Indonesia mendapat kesempatan pertama untuk menyampaikan pandangan negara dalam forum tersebut. Di hadapan delegasi berbagai negara, Menhut menyatakan pengelolaan hutan lestari menjadi bagian integral dari agenda nasional Indonesia, mulai dari aksi mitigasi perubahan iklim, konservasi keanekaragaman hayati, hingga penguatan ketahanan ekonomi dan pembangunan berkelanjutan.
“Di bawah arahan Presiden Prabowo Subianto, Indonesia terus memperkuat tata kelola hutan sebagai bagian tak terpisahkan dari aksi iklim global. Hutan bukan sekadar sumber daya, melainkan fondasi bagi keberlanjutan masa depan generasi kita dan ketahanan ekonomi bangsa,” ujar Raja Juli Antoni.
Menurut Menhut, partisipasi Indonesia dalam UNFF21 menjadi momentum penting untuk menunjukkan capaian Indonesia dalam mempertahankan tutupan hutan nasional sekaligus mempromosikan tata kelola hutan yang inklusif dan akuntabel di tingkat internasional.
Ia juga menekankan bahwa perlindungan ekosistem hutan dilakukan sejalan dengan upaya meningkatkan kesejahteraan masyarakat di sekitar kawasan hutan.
Direktur Jenderal Pengelolaan Hutan Lestari Kementerian Kehutanan, Laksmi Wijayanti, mengatakan kehadiran Indonesia dalam sidang tersebut menegaskan posisi strategis Indonesia sebagai salah satu negara pemilik hutan tropis terbesar di dunia.
“Kehadiran Menteri Kehutanan di New York menegaskan posisi strategis Indonesia sebagai salah satu negara pemilik hutan tropis terbesar yang secara konsisten berada di barisan terdepan dalam solusi perubahan iklim berbasis alam,” kata Laksmi.
Dalam rangkaian sidang yang sama, Menhut juga menyampaikan capaian Indonesia dalam pengendalian kebakaran hutan dan lahan (karhutla). Menurut dia, Indonesia berhasil menurunkan luas karhutla hingga 86 persen dalam satu dekade terakhir melalui penguatan sistem pencegahan, peringatan dini, penegakan hukum, serta pendekatan berbasis masyarakat.

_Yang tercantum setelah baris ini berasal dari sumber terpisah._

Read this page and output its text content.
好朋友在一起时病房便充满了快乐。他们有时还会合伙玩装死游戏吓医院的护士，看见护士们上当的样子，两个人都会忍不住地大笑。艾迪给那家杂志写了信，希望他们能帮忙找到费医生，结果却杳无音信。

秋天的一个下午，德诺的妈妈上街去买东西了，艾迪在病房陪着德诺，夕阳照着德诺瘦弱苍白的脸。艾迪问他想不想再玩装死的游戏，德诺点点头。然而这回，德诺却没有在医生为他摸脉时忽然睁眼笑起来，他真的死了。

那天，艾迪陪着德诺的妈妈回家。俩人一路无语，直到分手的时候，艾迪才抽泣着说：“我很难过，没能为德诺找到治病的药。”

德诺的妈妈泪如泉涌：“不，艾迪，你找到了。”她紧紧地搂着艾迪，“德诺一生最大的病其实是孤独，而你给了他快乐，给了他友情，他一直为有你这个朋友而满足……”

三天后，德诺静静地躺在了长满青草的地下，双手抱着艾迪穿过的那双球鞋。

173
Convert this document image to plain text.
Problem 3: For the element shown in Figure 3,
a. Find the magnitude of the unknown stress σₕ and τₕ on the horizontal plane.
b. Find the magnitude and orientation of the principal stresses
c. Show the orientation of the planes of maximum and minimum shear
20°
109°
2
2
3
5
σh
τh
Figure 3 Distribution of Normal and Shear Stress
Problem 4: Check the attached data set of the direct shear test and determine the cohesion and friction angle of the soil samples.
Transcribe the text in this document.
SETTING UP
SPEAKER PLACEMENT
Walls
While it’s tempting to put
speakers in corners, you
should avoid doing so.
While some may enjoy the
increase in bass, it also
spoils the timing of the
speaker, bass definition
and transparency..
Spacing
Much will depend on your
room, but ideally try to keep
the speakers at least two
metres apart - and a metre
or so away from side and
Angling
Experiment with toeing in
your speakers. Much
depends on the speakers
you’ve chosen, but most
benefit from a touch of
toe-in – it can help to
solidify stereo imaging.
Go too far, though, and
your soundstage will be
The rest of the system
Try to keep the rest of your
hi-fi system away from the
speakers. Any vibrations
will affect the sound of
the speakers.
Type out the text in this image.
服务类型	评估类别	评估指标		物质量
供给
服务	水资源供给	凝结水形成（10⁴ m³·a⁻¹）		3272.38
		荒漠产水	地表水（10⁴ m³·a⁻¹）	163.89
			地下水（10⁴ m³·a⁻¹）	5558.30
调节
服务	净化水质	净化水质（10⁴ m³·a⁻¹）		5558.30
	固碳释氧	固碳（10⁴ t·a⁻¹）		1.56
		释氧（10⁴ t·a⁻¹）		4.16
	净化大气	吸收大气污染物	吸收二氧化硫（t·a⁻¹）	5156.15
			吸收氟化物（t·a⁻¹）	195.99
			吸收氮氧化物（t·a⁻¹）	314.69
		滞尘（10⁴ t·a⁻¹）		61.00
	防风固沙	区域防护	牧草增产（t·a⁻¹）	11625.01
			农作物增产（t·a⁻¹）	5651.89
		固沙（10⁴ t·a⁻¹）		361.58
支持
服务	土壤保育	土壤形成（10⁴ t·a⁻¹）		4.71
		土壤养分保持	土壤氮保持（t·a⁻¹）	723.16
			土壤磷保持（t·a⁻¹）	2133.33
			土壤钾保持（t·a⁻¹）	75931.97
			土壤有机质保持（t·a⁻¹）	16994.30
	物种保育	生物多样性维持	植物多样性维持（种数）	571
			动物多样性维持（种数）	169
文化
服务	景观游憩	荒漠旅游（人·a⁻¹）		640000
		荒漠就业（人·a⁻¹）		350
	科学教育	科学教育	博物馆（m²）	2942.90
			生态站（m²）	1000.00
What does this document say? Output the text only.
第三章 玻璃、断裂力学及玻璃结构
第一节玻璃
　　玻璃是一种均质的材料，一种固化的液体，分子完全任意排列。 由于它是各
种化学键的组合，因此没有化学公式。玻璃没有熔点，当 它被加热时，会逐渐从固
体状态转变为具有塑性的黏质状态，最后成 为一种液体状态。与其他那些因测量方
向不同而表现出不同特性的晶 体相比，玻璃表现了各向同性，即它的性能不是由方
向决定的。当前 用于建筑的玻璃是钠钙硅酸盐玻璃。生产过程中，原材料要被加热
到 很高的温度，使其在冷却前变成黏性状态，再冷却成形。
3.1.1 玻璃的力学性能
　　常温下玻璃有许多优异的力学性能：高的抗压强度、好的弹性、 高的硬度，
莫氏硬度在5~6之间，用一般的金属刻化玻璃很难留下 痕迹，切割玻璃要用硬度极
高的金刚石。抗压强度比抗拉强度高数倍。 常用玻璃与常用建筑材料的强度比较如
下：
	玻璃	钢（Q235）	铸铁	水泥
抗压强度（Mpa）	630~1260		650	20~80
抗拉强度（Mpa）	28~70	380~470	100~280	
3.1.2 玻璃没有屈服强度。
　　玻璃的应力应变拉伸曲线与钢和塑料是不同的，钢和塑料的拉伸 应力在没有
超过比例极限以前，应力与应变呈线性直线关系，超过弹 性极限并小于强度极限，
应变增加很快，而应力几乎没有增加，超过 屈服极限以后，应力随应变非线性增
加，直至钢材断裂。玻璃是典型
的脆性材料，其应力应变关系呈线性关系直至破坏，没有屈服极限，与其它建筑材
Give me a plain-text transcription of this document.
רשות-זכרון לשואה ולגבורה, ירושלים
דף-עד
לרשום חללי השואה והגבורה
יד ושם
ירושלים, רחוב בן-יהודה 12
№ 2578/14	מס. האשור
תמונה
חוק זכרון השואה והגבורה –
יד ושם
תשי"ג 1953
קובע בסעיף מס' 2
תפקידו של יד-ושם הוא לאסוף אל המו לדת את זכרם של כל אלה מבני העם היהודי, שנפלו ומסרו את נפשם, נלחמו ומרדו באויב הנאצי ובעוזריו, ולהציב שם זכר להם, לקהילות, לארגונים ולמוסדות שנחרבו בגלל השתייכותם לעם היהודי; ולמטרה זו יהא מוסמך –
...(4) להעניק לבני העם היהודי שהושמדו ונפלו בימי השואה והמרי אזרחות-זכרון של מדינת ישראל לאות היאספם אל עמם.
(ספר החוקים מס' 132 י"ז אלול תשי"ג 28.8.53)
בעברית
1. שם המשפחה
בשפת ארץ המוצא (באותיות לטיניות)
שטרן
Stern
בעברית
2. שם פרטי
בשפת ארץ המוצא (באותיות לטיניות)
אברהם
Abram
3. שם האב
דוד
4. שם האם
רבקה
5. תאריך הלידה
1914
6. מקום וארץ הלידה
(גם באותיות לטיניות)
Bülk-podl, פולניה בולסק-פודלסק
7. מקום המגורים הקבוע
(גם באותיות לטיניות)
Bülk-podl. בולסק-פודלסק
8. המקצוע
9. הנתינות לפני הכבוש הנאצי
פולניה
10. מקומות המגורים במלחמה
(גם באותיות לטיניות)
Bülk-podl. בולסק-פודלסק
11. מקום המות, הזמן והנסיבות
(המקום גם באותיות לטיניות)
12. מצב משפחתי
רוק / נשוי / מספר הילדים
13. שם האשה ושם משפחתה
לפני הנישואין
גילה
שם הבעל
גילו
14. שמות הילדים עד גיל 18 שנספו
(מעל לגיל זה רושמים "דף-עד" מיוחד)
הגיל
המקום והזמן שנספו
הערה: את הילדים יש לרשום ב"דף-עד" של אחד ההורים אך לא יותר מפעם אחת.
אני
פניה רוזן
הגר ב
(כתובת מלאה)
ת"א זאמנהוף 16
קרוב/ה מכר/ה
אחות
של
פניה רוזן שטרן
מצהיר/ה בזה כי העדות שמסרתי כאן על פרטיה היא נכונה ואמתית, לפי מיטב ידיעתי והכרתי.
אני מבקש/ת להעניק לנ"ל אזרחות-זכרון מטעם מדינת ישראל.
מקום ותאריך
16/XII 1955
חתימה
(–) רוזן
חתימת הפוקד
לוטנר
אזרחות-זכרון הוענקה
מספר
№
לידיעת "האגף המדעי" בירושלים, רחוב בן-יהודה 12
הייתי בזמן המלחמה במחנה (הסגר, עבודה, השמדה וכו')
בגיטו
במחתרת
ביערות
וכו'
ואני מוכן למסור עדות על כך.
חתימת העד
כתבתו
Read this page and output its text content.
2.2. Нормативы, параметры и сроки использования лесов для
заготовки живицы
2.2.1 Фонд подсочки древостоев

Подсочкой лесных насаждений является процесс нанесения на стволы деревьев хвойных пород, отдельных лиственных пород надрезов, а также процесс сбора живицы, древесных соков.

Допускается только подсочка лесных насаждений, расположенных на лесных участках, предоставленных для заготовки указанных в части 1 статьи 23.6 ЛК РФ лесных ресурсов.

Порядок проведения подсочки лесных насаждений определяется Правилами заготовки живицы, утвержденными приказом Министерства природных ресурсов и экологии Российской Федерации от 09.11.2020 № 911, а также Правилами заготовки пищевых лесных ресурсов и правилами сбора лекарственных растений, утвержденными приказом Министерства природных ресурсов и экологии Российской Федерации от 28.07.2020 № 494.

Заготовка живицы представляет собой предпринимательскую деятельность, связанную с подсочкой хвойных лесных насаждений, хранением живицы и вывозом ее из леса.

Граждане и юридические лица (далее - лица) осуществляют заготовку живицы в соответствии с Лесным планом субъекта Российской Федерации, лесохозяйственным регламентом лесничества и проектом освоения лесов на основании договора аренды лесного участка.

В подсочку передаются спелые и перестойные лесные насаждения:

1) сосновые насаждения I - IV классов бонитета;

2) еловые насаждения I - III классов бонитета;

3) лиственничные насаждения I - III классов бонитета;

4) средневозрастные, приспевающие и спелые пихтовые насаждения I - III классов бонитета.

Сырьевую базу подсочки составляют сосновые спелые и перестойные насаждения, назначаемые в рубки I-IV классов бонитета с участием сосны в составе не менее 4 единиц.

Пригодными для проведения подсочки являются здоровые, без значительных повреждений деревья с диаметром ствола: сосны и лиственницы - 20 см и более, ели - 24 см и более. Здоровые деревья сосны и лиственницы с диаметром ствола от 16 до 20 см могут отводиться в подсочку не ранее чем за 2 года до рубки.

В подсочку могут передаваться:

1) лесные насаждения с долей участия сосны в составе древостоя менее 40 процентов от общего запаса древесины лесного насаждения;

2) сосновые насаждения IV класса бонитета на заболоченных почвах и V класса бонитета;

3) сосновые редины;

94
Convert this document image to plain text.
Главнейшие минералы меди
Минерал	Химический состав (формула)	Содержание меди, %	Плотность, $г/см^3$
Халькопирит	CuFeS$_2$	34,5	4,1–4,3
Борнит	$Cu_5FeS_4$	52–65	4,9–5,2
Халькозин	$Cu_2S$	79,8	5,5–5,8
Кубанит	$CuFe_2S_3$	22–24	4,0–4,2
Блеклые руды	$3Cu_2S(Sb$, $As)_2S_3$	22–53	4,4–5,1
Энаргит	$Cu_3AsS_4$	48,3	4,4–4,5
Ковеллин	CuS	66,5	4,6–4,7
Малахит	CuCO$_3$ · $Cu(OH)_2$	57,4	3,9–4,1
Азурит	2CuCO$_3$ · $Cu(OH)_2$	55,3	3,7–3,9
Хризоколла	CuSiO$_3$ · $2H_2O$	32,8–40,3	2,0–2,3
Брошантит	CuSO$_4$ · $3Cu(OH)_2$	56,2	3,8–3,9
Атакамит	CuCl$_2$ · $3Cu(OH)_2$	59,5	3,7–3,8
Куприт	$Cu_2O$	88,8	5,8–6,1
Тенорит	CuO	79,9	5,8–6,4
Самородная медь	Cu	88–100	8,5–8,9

Menhut mengatakan tren penurunan tersebut berlanjut pada periode 2024–2025 seiring penguatan pemantauan hotspot dan respons cepat pemadaman di lapangan.
Meski demikian, pemerintah mewaspadai potensi musim kemarau panjang tahun ini akibat fenomena El Nino dengan intensitas rendah hingga moderat yang diperkirakan terjadi pada Juni 2026.
“Tahun ini kita harus jauh lebih hati-hati. Adanya potensi kemarau yang lebih panjang akibat El Nino menuntut kewaspadaan tinggi dari kita semua. Saya meminta seluruh jajaran dan mitra terkait untuk tidak lengah dan terus meningkatkan patroli serta pemantauan di wilayah-wilayah rawan,” ujar Menhut.
Ia menambahkan pengendalian karhutla membutuhkan kolaborasi seluruh pihak, mulai dari pemerintah, masyarakat, aparat penegak hukum, hingga pemangku kepentingan lainnya.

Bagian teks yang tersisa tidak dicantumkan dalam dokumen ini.